Last week’s announcement stated that plans for the climbing lanes were ‘being considered further following the recent consultation’, and that further work would be done ‘to refine options for the dualling of the A61’, with improvements to the Westwood roundabout in the meantime.

The climbing lanes plans proved popular in the consultation earlier this year, in which a majority of respondents (63%) either strongly agreed or agreed that they would reduce collisions, improve journey times and have a major positive impact on safety.

Despite Highways England announcing recently that it was ‘re-profiling’ the current RIS against a background of a projected cash shortfall, the spokesman insisted that the delay on the two schemes was ‘absolutely nothing to do with costs’, but was ‘all about further investigations into the best designs for each of the elements’.

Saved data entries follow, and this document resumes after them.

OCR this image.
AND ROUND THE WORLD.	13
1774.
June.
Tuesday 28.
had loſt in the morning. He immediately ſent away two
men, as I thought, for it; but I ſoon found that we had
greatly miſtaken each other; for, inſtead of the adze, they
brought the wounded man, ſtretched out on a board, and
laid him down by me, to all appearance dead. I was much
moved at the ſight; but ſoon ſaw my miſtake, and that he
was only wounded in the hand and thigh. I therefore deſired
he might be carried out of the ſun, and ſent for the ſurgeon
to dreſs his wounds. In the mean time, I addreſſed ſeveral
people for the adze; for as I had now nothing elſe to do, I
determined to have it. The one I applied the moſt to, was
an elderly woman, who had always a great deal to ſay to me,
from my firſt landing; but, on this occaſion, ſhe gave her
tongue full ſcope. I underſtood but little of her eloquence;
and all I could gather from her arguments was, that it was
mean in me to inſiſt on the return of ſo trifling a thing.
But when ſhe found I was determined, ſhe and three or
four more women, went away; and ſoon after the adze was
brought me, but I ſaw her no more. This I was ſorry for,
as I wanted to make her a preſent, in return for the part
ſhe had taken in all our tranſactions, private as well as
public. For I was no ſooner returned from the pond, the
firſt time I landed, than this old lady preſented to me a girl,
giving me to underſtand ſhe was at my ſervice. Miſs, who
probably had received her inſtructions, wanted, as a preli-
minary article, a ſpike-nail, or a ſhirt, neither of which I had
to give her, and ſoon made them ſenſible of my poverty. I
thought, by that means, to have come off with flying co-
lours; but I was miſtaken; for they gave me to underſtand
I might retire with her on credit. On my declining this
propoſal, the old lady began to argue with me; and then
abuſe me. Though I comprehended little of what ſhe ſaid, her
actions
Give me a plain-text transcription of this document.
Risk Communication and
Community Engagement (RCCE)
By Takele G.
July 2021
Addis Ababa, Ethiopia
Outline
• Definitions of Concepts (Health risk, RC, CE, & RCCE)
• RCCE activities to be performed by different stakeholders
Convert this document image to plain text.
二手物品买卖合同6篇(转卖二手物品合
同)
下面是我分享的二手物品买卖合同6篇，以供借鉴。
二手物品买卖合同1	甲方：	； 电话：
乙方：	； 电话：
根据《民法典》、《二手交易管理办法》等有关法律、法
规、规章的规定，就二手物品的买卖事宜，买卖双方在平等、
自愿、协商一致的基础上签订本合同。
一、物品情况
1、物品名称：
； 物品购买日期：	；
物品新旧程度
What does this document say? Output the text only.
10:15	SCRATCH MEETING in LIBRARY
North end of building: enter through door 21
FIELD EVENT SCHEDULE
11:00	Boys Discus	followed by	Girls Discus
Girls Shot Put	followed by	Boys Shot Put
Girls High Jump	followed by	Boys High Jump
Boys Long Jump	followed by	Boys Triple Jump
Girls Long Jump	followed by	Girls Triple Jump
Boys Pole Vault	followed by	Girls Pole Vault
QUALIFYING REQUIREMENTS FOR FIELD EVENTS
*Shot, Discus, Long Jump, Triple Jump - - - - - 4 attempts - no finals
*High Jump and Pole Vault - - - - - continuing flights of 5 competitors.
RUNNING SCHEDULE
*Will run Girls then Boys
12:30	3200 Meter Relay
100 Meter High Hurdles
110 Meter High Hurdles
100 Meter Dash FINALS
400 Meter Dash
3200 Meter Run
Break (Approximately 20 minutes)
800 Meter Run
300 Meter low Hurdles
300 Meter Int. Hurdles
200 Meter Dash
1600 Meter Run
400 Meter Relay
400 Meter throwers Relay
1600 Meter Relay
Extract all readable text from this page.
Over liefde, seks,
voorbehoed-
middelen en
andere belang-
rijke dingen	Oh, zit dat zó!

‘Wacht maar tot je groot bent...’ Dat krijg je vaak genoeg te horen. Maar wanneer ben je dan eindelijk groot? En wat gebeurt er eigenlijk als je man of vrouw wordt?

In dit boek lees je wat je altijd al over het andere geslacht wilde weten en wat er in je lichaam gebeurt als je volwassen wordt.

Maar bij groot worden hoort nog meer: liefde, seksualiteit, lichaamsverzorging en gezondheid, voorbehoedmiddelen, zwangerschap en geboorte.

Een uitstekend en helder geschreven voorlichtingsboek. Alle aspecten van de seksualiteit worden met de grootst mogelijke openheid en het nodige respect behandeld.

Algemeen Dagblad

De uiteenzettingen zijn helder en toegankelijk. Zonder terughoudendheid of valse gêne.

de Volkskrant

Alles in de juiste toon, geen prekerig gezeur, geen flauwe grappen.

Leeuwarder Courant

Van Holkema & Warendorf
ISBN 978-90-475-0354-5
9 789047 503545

The schemes taken forward are a new link from the M67 terminal roundabout to a new junction at A57(T) Mottram and a link from there to a new junction on the A57 at Brookfield, as well as a package of safety and technology improvements focused on addressing accident clusters.

At the time of last week’s announcement, Tim Gamon, Highways England’s regional delivery director for the North West, said: ‘Most people felt these improvements struck a good balance in terms of convenience for drivers, reduced impact on local communities and improved safety. So we will present them in a statutory consultation next year with a plan to start construction in early 2020.’